The holidays are over. And it is time to make good on your New Year’s resolutions. Unlike resolutions for that other New Year’s, I’m not talking about losing a few kilos or getting your debts in order (although those are always laudable goals).
I’m talking about a resolution to increase your Jewish learning. Although nothing can compare with face-to-face study with a knowledgeable teacher, there are many resources that you can turn to when a teacher isn’t available or you’d like to brush up between classes.
There are hundreds of sites that do a great job, but I’d like to focus on a handful that rise above the others because of their ease of use, breadth and price. Everything I’m recommending is free.
This is probably the oldest website of the bunch and it hasn’t seen an update since it was launched over a decade ago… but quality endures. Navigating the Bible is called an “online bar/bat mitzvah tutor” but it’s so much more.
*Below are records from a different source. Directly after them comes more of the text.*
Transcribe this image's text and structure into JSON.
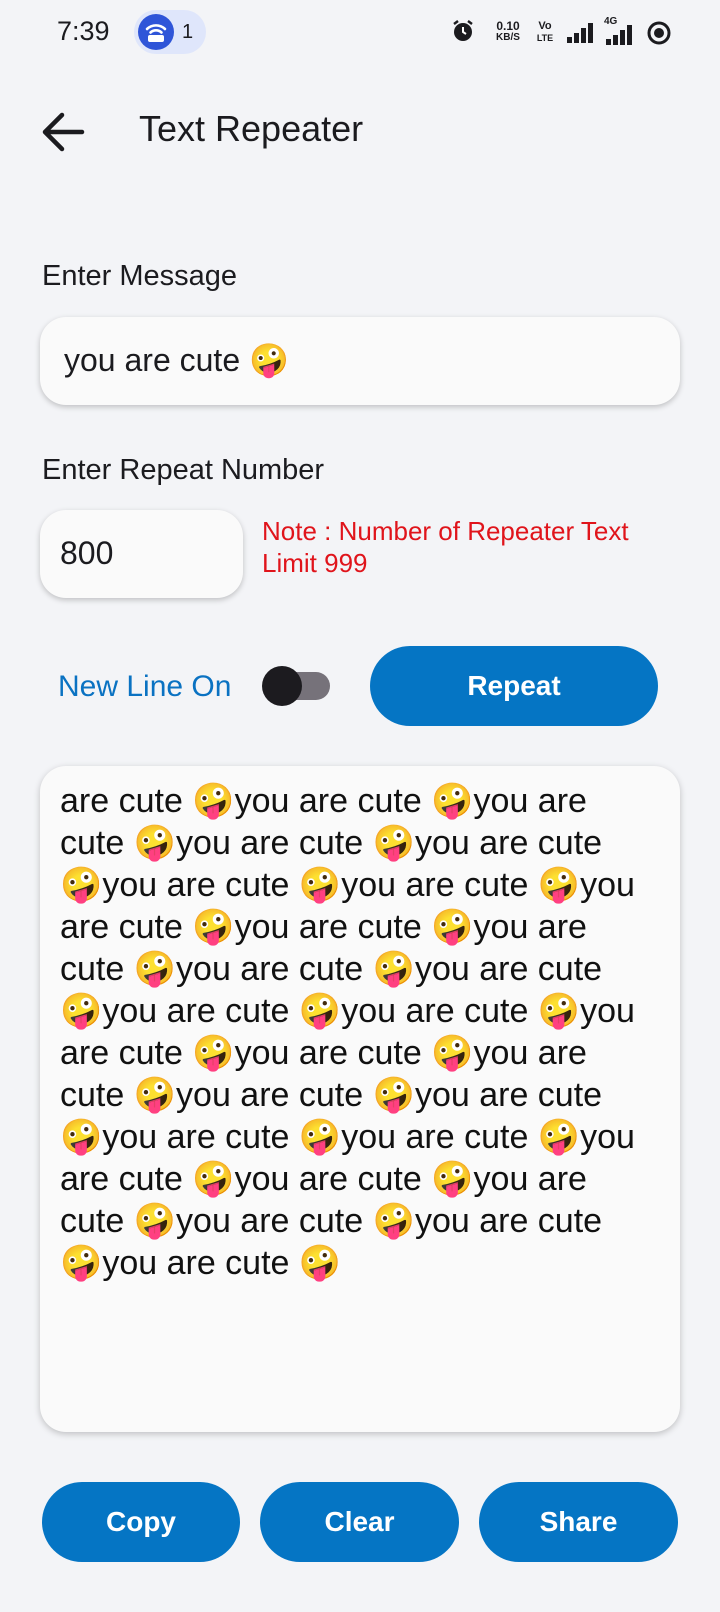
{
  "status_bar": {
    "time": "7:39",
    "hotspot_count": "1",
    "net_speed_value": "0.10",
    "net_speed_unit": "KB/S",
    "volte_top": "Vo",
    "volte_bottom": "LTE",
    "network_type": "4G"
  },
  "app_bar": {
    "title": "Text Repeater"
  },
  "message": {
    "label": "Enter Message",
    "value": "you are cute 🤪"
  },
  "repeat": {
    "label": "Enter Repeat Number",
    "value": "800",
    "note": "Note : Number of Repeater Text Limit 999"
  },
  "options": {
    "newline_label": "New Line On",
    "newline_enabled": false,
    "repeat_button": "Repeat"
  },
  "output": {
    "text": "are cute 🤪you are cute 🤪you are cute 🤪you are cute 🤪you are cute 🤪you are cute 🤪you are cute 🤪you are cute 🤪you are cute 🤪you are cute 🤪you are cute 🤪you are cute 🤪you are cute 🤪you are cute 🤪you are cute 🤪you are cute 🤪you are cute 🤪you are cute 🤪you are cute 🤪you are cute 🤪you are cute 🤪you are cute 🤪you are cute 🤪you are cute 🤪you are cute 🤪you are cute 🤪you are cute 🤪"
  },
  "actions": {
    "copy": "Copy",
    "clear": "Clear",
    "share": "Share"
  },
  "colors": {
    "accent": "#0575c4",
    "note": "#e0141b",
    "background": "#f3f4f7"
  }
}
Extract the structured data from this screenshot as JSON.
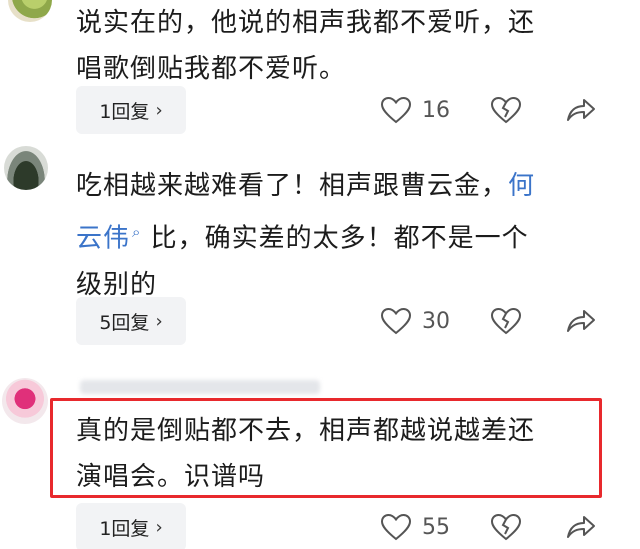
{
  "comments": [
    {
      "text_line1": "说实在的，他说的相声我都不爱听，还",
      "text_line2": "唱歌倒贴我都不爱听。",
      "reply_label": "1回复",
      "likes": "16"
    },
    {
      "text_before_link": "吃相越来越难看了！相声跟曹云金，",
      "link_text_part1": "何",
      "link_text_part2": "云伟",
      "text_after_link": " 比，确实差的太多！都不是一个",
      "text_line3": "级别的",
      "reply_label": "5回复",
      "likes": "30"
    },
    {
      "text_line1": "真的是倒贴都不去，相声都越说越差还",
      "text_line2": "演唱会。识谱吗",
      "reply_label": "1回复",
      "likes": "55"
    }
  ],
  "icons": {
    "chevron": "›",
    "like": "heart-outline-icon",
    "dislike": "broken-heart-icon",
    "share": "share-arrow-icon",
    "search": "search-icon"
  },
  "colors": {
    "link": "#3b74c9",
    "highlight": "#e8292d"
  }
}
Every verse of the Torah is laid out beautifully in the same font that you would see in a Torah scroll – both with and without vowels and punctuation. There’s a parallel English translation and transliteration as well as a brief commentary. But what makes it special is that every verse is chanted. So if you are preparing for a bar or bat mitzvah – or if you want to step up to the challenge to “leyn” a parshah, your online tutor awaits.
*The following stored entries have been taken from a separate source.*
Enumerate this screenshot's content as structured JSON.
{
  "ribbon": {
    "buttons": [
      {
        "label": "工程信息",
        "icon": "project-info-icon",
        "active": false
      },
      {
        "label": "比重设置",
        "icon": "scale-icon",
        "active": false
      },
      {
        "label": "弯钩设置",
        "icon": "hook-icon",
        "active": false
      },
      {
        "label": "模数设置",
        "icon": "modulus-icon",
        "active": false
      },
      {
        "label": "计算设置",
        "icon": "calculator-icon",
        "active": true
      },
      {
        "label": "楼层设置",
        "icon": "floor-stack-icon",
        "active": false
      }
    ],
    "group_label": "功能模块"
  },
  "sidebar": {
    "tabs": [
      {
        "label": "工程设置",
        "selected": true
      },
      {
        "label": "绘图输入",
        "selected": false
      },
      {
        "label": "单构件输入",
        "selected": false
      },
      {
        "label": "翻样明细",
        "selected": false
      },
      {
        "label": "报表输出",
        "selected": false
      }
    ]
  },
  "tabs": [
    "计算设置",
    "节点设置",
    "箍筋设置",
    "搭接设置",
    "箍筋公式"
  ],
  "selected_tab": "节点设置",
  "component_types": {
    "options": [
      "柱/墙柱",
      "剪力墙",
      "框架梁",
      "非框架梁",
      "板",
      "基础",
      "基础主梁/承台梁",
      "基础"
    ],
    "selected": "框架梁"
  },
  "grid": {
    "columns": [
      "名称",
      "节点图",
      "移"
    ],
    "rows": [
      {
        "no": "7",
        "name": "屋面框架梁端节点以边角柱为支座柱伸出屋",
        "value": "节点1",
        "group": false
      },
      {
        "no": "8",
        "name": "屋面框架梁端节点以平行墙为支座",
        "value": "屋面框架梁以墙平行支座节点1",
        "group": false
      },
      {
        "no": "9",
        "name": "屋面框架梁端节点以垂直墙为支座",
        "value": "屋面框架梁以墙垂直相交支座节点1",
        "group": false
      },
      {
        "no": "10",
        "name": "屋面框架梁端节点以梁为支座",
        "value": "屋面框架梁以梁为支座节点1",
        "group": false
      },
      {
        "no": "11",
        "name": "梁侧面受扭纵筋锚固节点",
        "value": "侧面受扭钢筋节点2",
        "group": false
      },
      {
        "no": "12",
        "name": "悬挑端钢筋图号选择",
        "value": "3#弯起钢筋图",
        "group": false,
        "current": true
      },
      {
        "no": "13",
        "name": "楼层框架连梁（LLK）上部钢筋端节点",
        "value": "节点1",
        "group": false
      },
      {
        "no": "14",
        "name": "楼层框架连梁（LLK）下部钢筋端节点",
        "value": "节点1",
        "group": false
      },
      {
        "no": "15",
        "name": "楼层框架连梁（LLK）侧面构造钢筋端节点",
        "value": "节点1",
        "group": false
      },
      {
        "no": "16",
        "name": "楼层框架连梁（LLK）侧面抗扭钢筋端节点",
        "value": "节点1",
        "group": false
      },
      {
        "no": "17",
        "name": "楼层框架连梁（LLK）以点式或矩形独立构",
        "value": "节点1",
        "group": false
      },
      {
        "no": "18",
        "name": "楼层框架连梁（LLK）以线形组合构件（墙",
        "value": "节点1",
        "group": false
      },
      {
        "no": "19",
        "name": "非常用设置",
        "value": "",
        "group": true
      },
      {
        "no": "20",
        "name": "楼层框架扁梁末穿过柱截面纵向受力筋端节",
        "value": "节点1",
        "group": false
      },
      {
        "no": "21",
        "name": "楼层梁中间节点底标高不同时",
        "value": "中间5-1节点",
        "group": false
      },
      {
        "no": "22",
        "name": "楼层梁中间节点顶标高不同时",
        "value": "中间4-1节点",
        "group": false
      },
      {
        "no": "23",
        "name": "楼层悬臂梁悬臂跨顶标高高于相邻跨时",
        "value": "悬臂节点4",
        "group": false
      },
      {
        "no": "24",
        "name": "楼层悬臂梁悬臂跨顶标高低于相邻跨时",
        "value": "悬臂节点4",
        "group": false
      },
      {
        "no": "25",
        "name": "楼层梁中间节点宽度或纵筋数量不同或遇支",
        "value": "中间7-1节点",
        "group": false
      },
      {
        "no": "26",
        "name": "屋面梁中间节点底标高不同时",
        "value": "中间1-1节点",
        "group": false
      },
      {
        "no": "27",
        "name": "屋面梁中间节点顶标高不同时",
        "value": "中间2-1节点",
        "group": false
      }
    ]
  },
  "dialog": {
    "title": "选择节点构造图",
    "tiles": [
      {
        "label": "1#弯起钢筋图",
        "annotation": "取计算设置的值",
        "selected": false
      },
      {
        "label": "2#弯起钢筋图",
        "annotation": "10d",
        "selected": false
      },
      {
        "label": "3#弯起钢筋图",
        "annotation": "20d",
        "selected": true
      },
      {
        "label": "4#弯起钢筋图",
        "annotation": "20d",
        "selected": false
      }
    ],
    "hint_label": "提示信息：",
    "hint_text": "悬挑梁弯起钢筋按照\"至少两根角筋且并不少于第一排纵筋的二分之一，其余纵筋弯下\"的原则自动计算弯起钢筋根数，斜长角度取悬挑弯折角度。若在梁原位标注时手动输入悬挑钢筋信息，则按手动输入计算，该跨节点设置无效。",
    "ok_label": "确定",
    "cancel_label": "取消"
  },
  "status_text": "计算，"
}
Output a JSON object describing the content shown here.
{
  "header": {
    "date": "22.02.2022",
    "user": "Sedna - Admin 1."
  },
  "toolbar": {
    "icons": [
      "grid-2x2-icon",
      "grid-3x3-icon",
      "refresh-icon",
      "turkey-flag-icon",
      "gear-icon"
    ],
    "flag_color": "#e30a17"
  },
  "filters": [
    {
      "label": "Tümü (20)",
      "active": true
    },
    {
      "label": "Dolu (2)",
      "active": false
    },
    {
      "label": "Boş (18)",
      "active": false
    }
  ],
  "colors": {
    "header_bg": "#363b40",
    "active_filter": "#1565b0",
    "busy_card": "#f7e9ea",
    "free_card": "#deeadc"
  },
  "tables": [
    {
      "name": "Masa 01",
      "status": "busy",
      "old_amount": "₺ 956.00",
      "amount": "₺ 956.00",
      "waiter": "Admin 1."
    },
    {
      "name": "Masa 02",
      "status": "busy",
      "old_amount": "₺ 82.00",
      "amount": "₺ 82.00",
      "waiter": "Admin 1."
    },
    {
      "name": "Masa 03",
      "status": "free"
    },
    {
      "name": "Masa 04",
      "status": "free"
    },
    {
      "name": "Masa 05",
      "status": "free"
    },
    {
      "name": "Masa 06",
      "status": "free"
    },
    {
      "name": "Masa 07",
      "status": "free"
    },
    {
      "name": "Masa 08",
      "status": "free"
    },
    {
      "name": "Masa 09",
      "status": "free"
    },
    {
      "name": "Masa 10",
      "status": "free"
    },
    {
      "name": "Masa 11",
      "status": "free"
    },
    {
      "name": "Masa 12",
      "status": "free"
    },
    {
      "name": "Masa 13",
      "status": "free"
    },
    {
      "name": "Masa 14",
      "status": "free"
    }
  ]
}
Any student of Torah knows that truly understanding the text is impossible without the insight of Rashi, author of the classic 11th-century commentary. But understanding Rashi can be a challenge in itself – and that’s where the late Rabbi Yehoshua B. Gordon comes in. You can view or listen to the late beloved rabbi recite line-by-line every verse of the Torah along with corresponding Rashi commentary in Hebrew and English. Rabbi Gordon never uses jargon, nor does he hesitate to throw in a suitable borscht belt joke, when appropriate. (See below for a resource where you can follow along the Rashi text in Hebrew and English.)
Mishnah and Talmud
Back on Aug. 1, 2012, thousands of people around the world celebrated as they finished learning the 73rd and final page of the Tractate Niddah, thereby completing their study of the Talmud, known as Siyum Hashas. The very next day, they began learning the first tractate of the Talmud, Berachot. And they will continue in this shared learning experience until the entire Talmud is next completed on Jan. 4, 2020!
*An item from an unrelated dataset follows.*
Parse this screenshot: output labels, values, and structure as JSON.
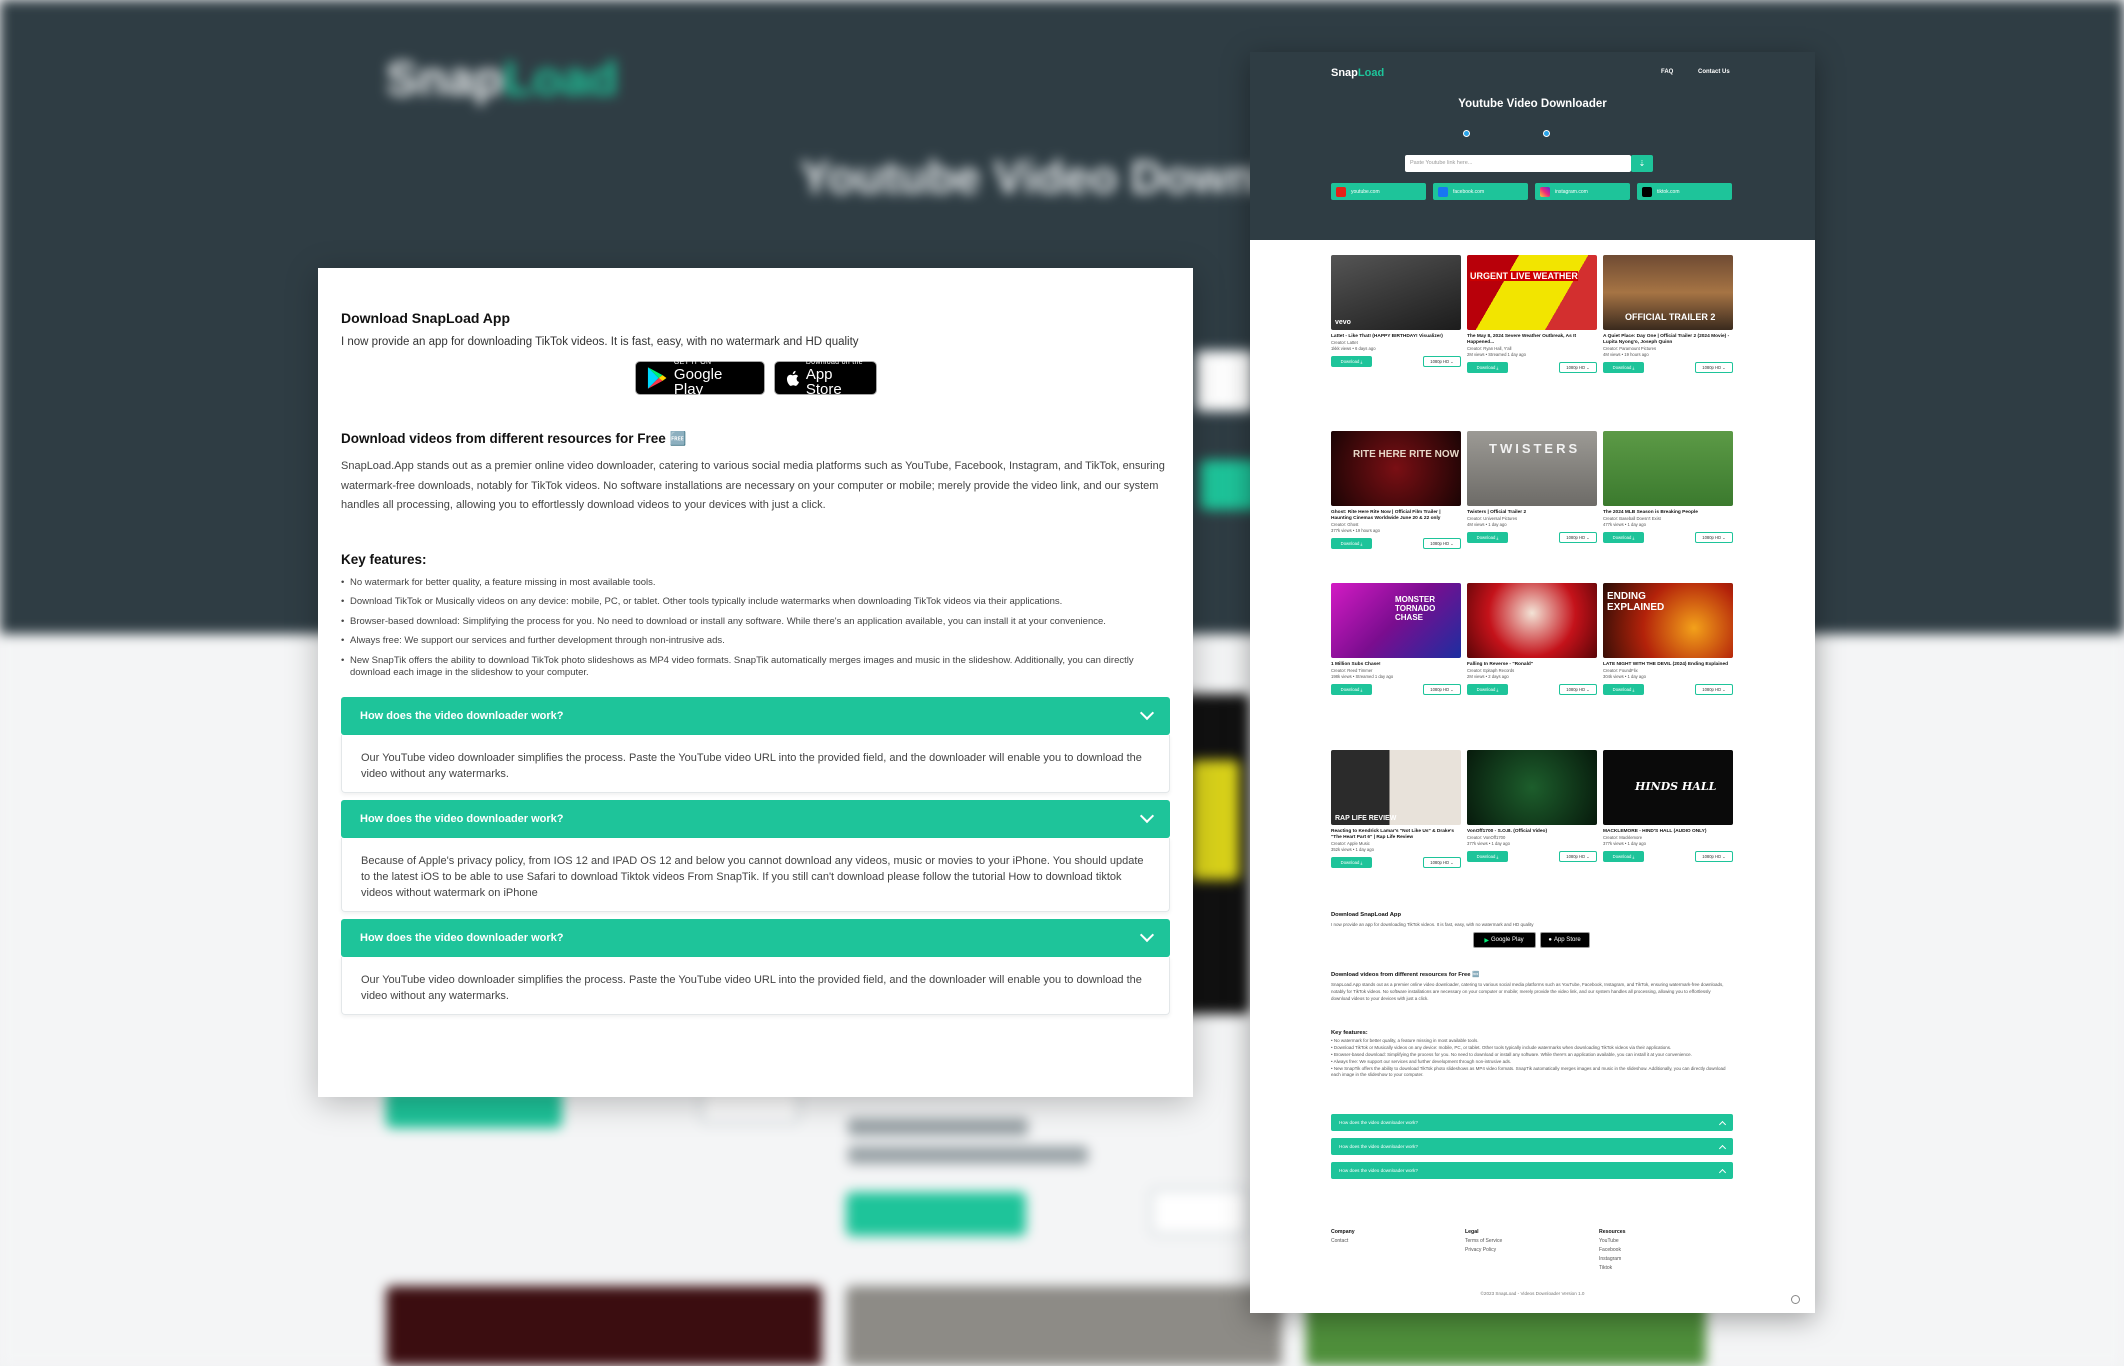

If you want to learn Talmud, you don’t have to wait until 2020 to take the plunge. Here are a couple of superior resources to help you on your journey. Daf Hachaim provides a brief video intro to the page you are about to study, the full lesson, as well as a video summary. When you click on what looks like a standard line of Talmud text, the video commentary automatically syncs to the matter at hand. And video summaries provide clarity by using graphics to help explain what can be somewhat complicated concepts. Those graphics can also be downloaded as PDFs. (Available for Android)
Also recommended, Real Clear Daf (available for iOS and Android). Beyond the interface and audio lesson, each page has a link if you have a question about the subject matter. Site creator Rabbi Shmuel Wise commits to respond to your query in a timely manner.
And for those not quite ready for Talmud, a daily dose of Mishnah may be right up your alley. Codified in Hebrew by Rabbi Yehudah HaNasi, the Mishnah rep-resents the framework of Jewish law, which is commented on at length by the Talmud. Torah Downloads provides audio commentary for all six orders. Follow along online in Hebrew (complete) or the English/Hebrew version, which is a work in progress.
A Library in Your Pocket
Sefaria.org describes itself as a “Living Library of Jewish Texts.” Here you can explore 3,000 years of Jewish books in Hebrew and English translation. This free, open source repository is growing daily and is eye-popping in its depth. You’ll find the fundamental Jewish texts (including Rashi in English and Hebrew), along with thousands of source sheets and “visualizations,” beautiful interactive illustrations such as one that demonstrates the connections between Talmud and Tanach. Sefaria is accessible on computer and Android. An iOS version is in the works.
If you’re on the go and would like to have a siddur at the ready, then I highly recommend On Your Way. This Hebrew only app contains enough traditional texts to rival the best home libraries. You get the siddur (Ashkenazi, Sephardi, Oriental and Yemen versions), the Tanach, Mishna, Gemara (with commentaries), as well as Midrash, Kaballah and chassidic texts. But wait, there’s more: charts of ancient weights and measures (how long is that cubit?), text of the Haggadah as well as some obscure yet interesting Jewish prayers… for making a good living, for finding a good home to live in and for having marital bliss. All this at your fingertips for iOS and Android.